運良く私は最も強いものに保護されていた。
ためらうことはなかった、どの様な手を使っても守って貰わなければならない。
そのために今使える物は女だということだけだった。
茶々が奥に迎えられた日は、北政所様が来られぬということで孝蔵主様より奥での暮らし方や心得について聞かされた。
その後は、従姉妹である京極殿に連れられて様々な説明を受けた。
京極殿は最後に悲しげな表情で「私はもう三十となります。殿下のお子を産みとうございましたが、これからは難しくなりましょう。茶々様にはぜひとも殿下のお子を産んでくださいまし」と茶々に語りかけた。
茶々としては当然そのつもりであったが、なぜこの様な事を京極殿から言われたのか不思議でならなかった。
彼女とは従姉妹同士であるから何かの目論見があってそのように言ったのだろうか?
ただ、親しき者もおらず孤立無援となる覚悟であった茶々にとって、奥の有力者である彼女の期待は、有り難いものだった。

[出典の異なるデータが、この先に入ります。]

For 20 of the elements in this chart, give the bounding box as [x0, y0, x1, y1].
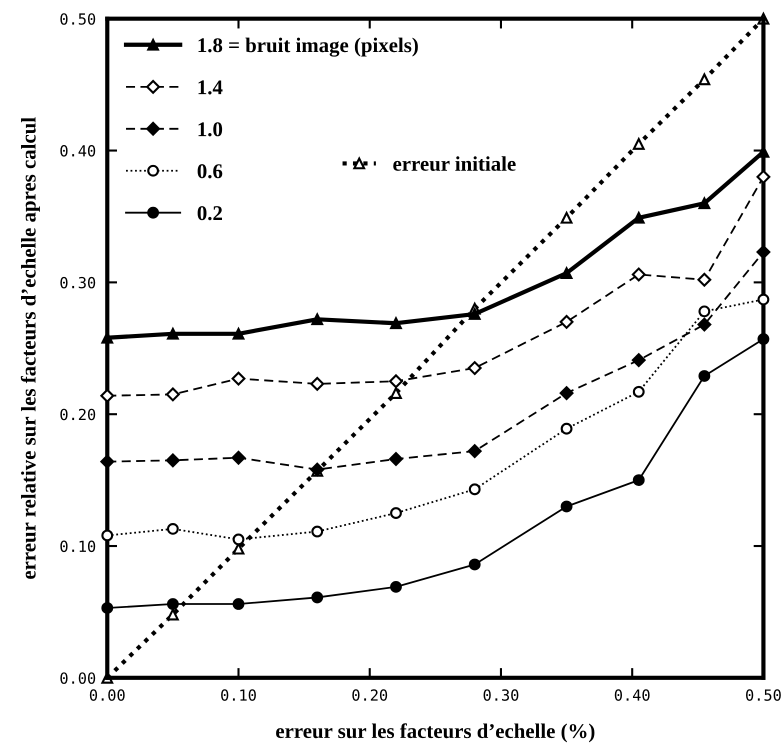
- x-tick-label: 0.30: [484, 689, 518, 701]
- legend-label: 0.2: [198, 206, 222, 220]
- legend-label: erreur initiale: [393, 156, 516, 171]
- y-tick-label: 0.10: [60, 540, 96, 552]
- legend-label: 1.8 = bruit image (pixels): [198, 38, 418, 57]
- x-tick-label: 0.00: [90, 689, 125, 701]
- legend-label: 0.6: [198, 164, 222, 178]
- y-tick-label: 0.40: [60, 145, 96, 157]
- x-tick-label: 0.20: [352, 689, 388, 701]
- y-tick-label: 0.20: [60, 408, 96, 420]
- x-axis-title: erreur sur les facteurs d’echelle (%): [276, 723, 594, 742]
- legend-label: 1.4: [198, 80, 223, 94]
- x-tick-label: 0.10: [221, 689, 256, 701]
- y-tick-label: 0.30: [60, 276, 96, 288]
- y-tick-label: 0.00: [60, 672, 96, 684]
- legend-label: 1.0: [198, 122, 222, 136]
- x-tick-label: 0.40: [614, 689, 650, 701]
- y-tick-label: 0.50: [60, 13, 96, 25]
- x-tick-label: 0.50: [746, 689, 781, 701]
- y-axis-title: erreur relative sur les facteurs d’echelle apres calcul: [20, 117, 40, 579]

茶々は頼れるものを見つけた少女の様に、満面の笑みで京極殿に感謝を述べた。
京極殿もそれに答えて「姉と思うてくださいまし」と彼女を守る意思を示した。
その日の二人の会話はそれで終わったが、奥での茶々の教育係として京極殿が指名されると、二人の距離は近づいていった。
二人の目的は全く違うものであったが、共にお互いを必要としていた。
こうして、奥に新たな種が撒かれた。
そして多くの者に気づかれることなく少しづつ根を張り、花開く日を待ち続けるのだった。